Objective: To investigate the differences between hospital-acquired acute renal failure (HA-ARF) and community-acquired acute renal failure (CA-ARF) in epidemiology, etiology and prognosis.
Methods: The diagnosis of ARF of patients diagnosed with ARF from ICD-9 codes, who were discharged from Peking University Third Hospital from January 1994 to December 2003, was reconfirmed and categorized by two nephrologists independently. The indexes of epidemiology, etiology and prognosis were studied. Single-variable analysis and multivariate logistic regression analysis were performed to investigate the correlation between clinical features and prognosis respectively.

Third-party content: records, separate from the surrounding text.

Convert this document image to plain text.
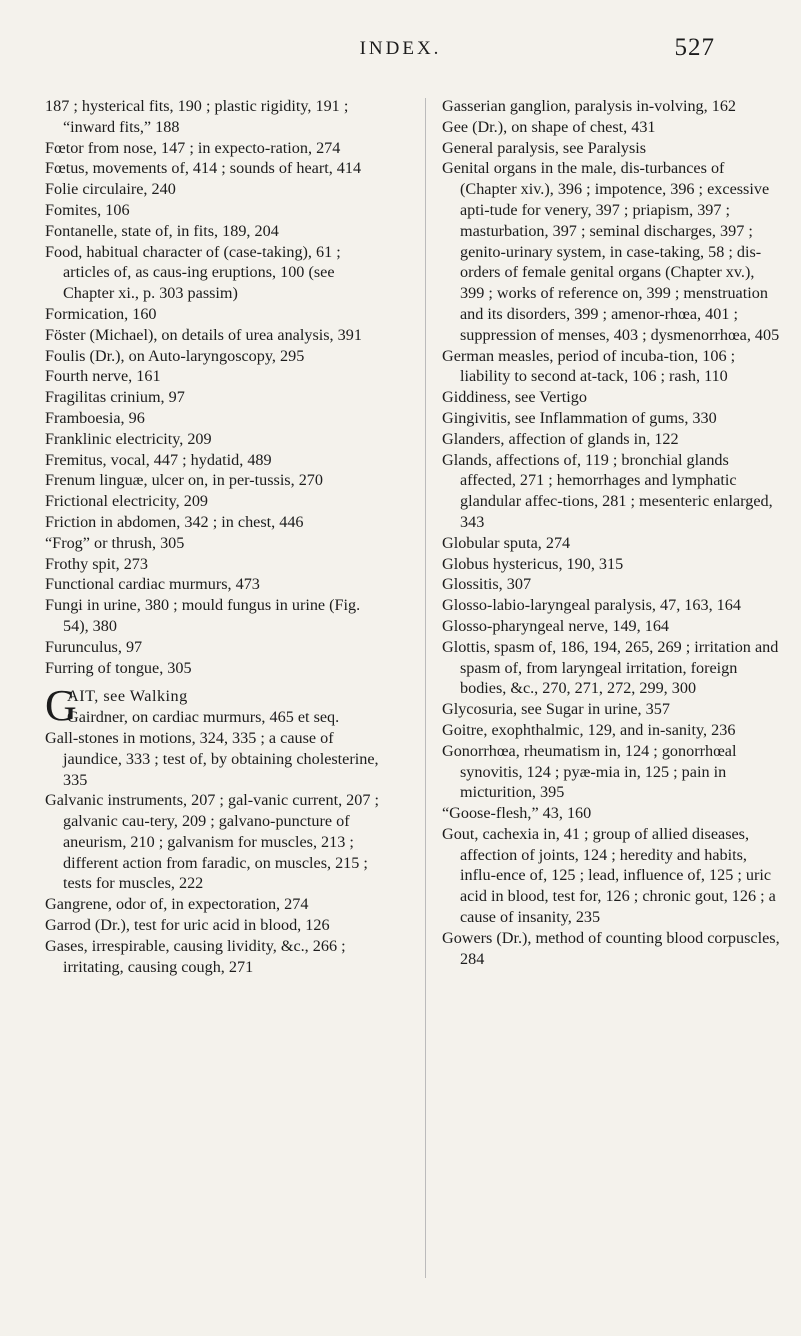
INDEX.	527
187 ; hysterical fits, 190 ; plastic rigidity, 191 ; “inward fits,” 188
Fœtor from nose, 147 ; in expecto-ration, 274
Fœtus, movements of, 414 ; sounds of heart, 414
Folie circulaire, 240
Fomites, 106
Fontanelle, state of, in fits, 189, 204
Food, habitual character of (case-taking), 61 ; articles of, as caus-ing eruptions, 100 (see Chapter xi., p. 303 passim)
Formication, 160
Föster (Michael), on details of urea analysis, 391
Foulis (Dr.), on Auto-laryngoscopy, 295
Fourth nerve, 161
Fragilitas crinium, 97
Framboesia, 96
Franklinic electricity, 209
Fremitus, vocal, 447 ; hydatid, 489
Frenum linguæ, ulcer on, in per-tussis, 270
Frictional electricity, 209
Friction in abdomen, 342 ; in chest, 446
“Frog” or thrush, 305
Frothy spit, 273
Functional cardiac murmurs, 473
Fungi in urine, 380 ; mould fungus in urine (Fig. 54), 380
Furunculus, 97
Furring of tongue, 305
G
AIT, see Walking
Gairdner, on cardiac murmurs, 465 et seq.
Gall-stones in motions, 324, 335 ; a cause of jaundice, 333 ; test of, by obtaining cholesterine, 335
Galvanic instruments, 207 ; gal-vanic current, 207 ; galvanic cau-tery, 209 ; galvano-puncture of aneurism, 210 ; galvanism for muscles, 213 ; different action from faradic, on muscles, 215 ; tests for muscles, 222
Gangrene, odor of, in expectoration, 274
Garrod (Dr.), test for uric acid in blood, 126
Gases, irrespirable, causing lividity, &c., 266 ; irritating, causing cough, 271
Gasserian ganglion, paralysis in-volving, 162
Gee (Dr.), on shape of chest, 431
General paralysis, see Paralysis
Genital organs in the male, dis-turbances of (Chapter xiv.), 396 ; impotence, 396 ; excessive apti-tude for venery, 397 ; priapism, 397 ; masturbation, 397 ; seminal discharges, 397 ; genito-urinary system, in case-taking, 58 ; dis-orders of female genital organs (Chapter xv.), 399 ; works of reference on, 399 ; menstruation and its disorders, 399 ; amenor-rhœa, 401 ; suppression of menses, 403 ; dysmenorrhœa, 405
German measles, period of incuba-tion, 106 ; liability to second at-tack, 106 ; rash, 110
Giddiness, see Vertigo
Gingivitis, see Inflammation of gums, 330
Glanders, affection of glands in, 122
Glands, affections of, 119 ; bronchial glands affected, 271 ; hemorrhages and lymphatic glandular affec-tions, 281 ; mesenteric enlarged, 343
Globular sputa, 274
Globus hystericus, 190, 315
Glossitis, 307
Glosso-labio-laryngeal paralysis, 47, 163, 164
Glosso-pharyngeal nerve, 149, 164
Glottis, spasm of, 186, 194, 265, 269 ; irritation and spasm of, from laryngeal irritation, foreign bodies, &c., 270, 271, 272, 299, 300
Glycosuria, see Sugar in urine, 357
Goitre, exophthalmic, 129, and in-sanity, 236
Gonorrhœa, rheumatism in, 124 ; gonorrhœal synovitis, 124 ; pyæ-mia in, 125 ; pain in micturition, 395
“Goose-flesh,” 43, 160
Gout, cachexia in, 41 ; group of allied diseases, affection of joints, 124 ; heredity and habits, influ-ence of, 125 ; lead, influence of, 125 ; uric acid in blood, test for, 126 ; chronic gout, 126 ; a cause of insanity, 235
Gowers (Dr.), method of counting blood corpuscles, 284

Results: Two hundred and five cases were collected and all were reconfirmed. CA-ARF had a predominance of 59.5%. HA-ARF, however, increased by 1.06 times in last 5 years (P<0.05); 59.0% of HA-ARF was diagnosed in department of surgery while 70.5% of CA-ARF was in medical department (both P<0.05); 36.1% HA-ARF patients had two or more pathogenic causes, while 91.2% CA-ARF only had one cause (P<0.05); 49.4% HA-ARF developed after operation; 26.5% HA-ARF and 18.8% CA-ARF were drug-related (P>0.05); 24.1% HA-ARF and 12.3% CA-ARF were infection-related (P=0.028). Mortality and recovery rates were 62.7% and 20.6%, respectively, in HA-ARF while 23.0% and 67.2% in CA-ARF respectively (both P<0.01). The percentage of oliguria, multiple organ failure (MOF), systemic inflammatory response syndrome (SIRS), and use of mechanical ventilation were significantly higher in HA-ARF than in CA-ARF (all P<0.01). Acute tubule necrosis-injury severity score (ATN-ISS), acute pathological and chronic health evaluation (APACHE II) score were 0.54+/-0.24 and 19.6+/-4.9 in HA-ARF, while they were 0.27+/-0.18 and 15.7+/-5.6 in CA-ARF (both P<0.01). Multiple regression analysis identified that both MOF and SIRS were common independent risk factors for HA-ARF and CA-ARF, and oliguria and advanced age were respective independent risk factor for HA-ARF and CA-ARF.
Conclusion: CA-ARF prevails in hospitalized Chinese patients during the last 10 years, but HA-ARF is increasing in incidence significantly during the last 5 years. The etiology is mostly simple and the prognosis is relatively good in CA-ARF, while the pathogenic cause is mostly complicated and the outcome is much poorer in HA-ARF.